The NMHC Pulse Survey on Operational Impact of Rental Application Fraud and Bad Debt was done from November 5, 2023 to January 9, 2024 of NMHC members and National Apartment Association members representing 75 leading apartment owners, developers and managers.
Fraud impacting rental housing costs highlights of the survey:
- 84.3% of respondents have seen applicants falsifying or fabricating pay stubs, employment references or other income documentation;
- 80.0% observed prospective renters misrepresenting information on applications;
- 70.0% reported identity theft, fraudulent ID documents or use of another individual’s personal information;
- 67.1% experienced unauthorized cohabitants, illegal subletting or other actions to evade application or the leasing process; and
- 62.9% of respondents reported the use of fraudulent checks or other payment methods.

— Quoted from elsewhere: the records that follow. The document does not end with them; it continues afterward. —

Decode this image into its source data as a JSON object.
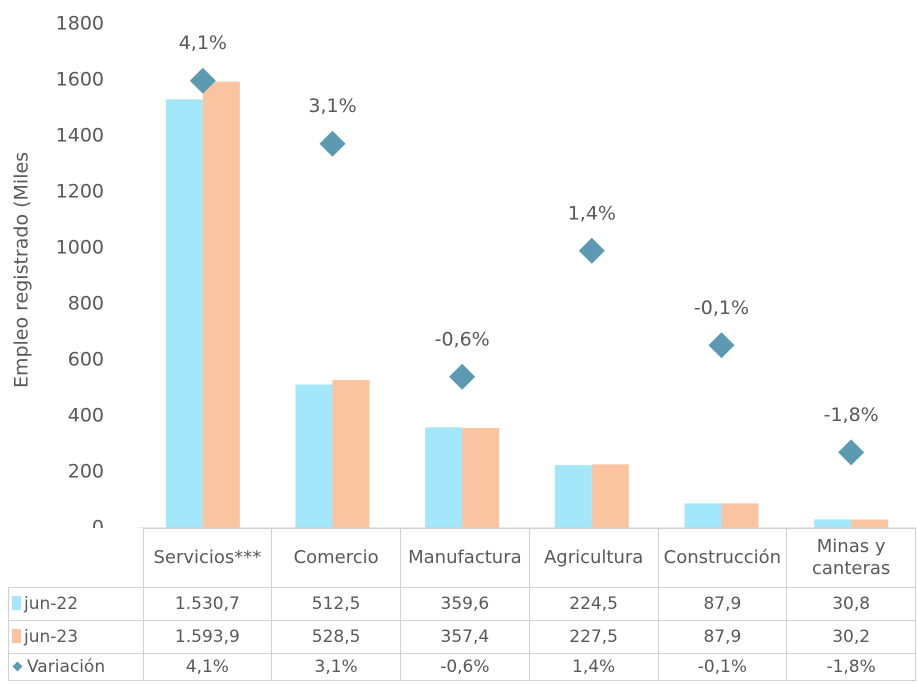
{
  "chart_data": {
    "type": "bar",
    "y_label": "Empleo registrado (Miles",
    "categories": [
      "Servicios***",
      "Comercio",
      "Manufactura",
      "Agricultura",
      "Construcción",
      "Minas y canteras"
    ],
    "series": [
      {
        "name": "jun-22",
        "color": "#a4e6fa",
        "values": [
          1530.7,
          512.5,
          359.6,
          224.5,
          87.9,
          30.8
        ],
        "value_labels": [
          "1.530,7",
          "512,5",
          "359,6",
          "224,5",
          "87,9",
          "30,8"
        ]
      },
      {
        "name": "jun-23",
        "color": "#fbc4a1",
        "values": [
          1593.9,
          528.5,
          357.4,
          227.5,
          87.9,
          30.2
        ],
        "value_labels": [
          "1.593,9",
          "528,5",
          "357,4",
          "227,5",
          "87,9",
          "30,2"
        ]
      },
      {
        "name": "Variación",
        "type": "scatter",
        "axis": "y2",
        "color": "#5b9ab0",
        "values": [
          4.1,
          3.1,
          -0.6,
          1.4,
          -0.1,
          -1.8
        ],
        "value_labels": [
          "4,1%",
          "3,1%",
          "-0,6%",
          "1,4%",
          "-0,1%",
          "-1,8%"
        ]
      }
    ],
    "ylim": [
      0,
      1800
    ],
    "yticks": [
      0,
      200,
      400,
      600,
      800,
      1000,
      1200,
      1400,
      1600,
      1800
    ],
    "y2lim": [
      -3,
      5
    ]
  }
}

Sixty seven percent of those who experienced an increase in fraudulent applications and payments said that this varied by jurisdiction, and many (46.9%) called out Atlanta specifically as a jurisdiction where increases in fraud were most concentrated.
“There has been anecdotal evidence of the rise in fraudulent activity over recent years, but now we have clear evidence of the staggering impact of these crimes on the rental housing market,” said NMHC President Sharon Wilson Géno said in the release.
“While most renters are honest, those who are not are causing the cost of rental housing to increase for everyone. Additional delays in many jurisdictions in the lease enforcement process, even when there is clear fraud, incentivizes bad actors and means that this illegal behavior costs responsible renters even more. We call on lawmakers and courts to take action that will address this problem,” she said.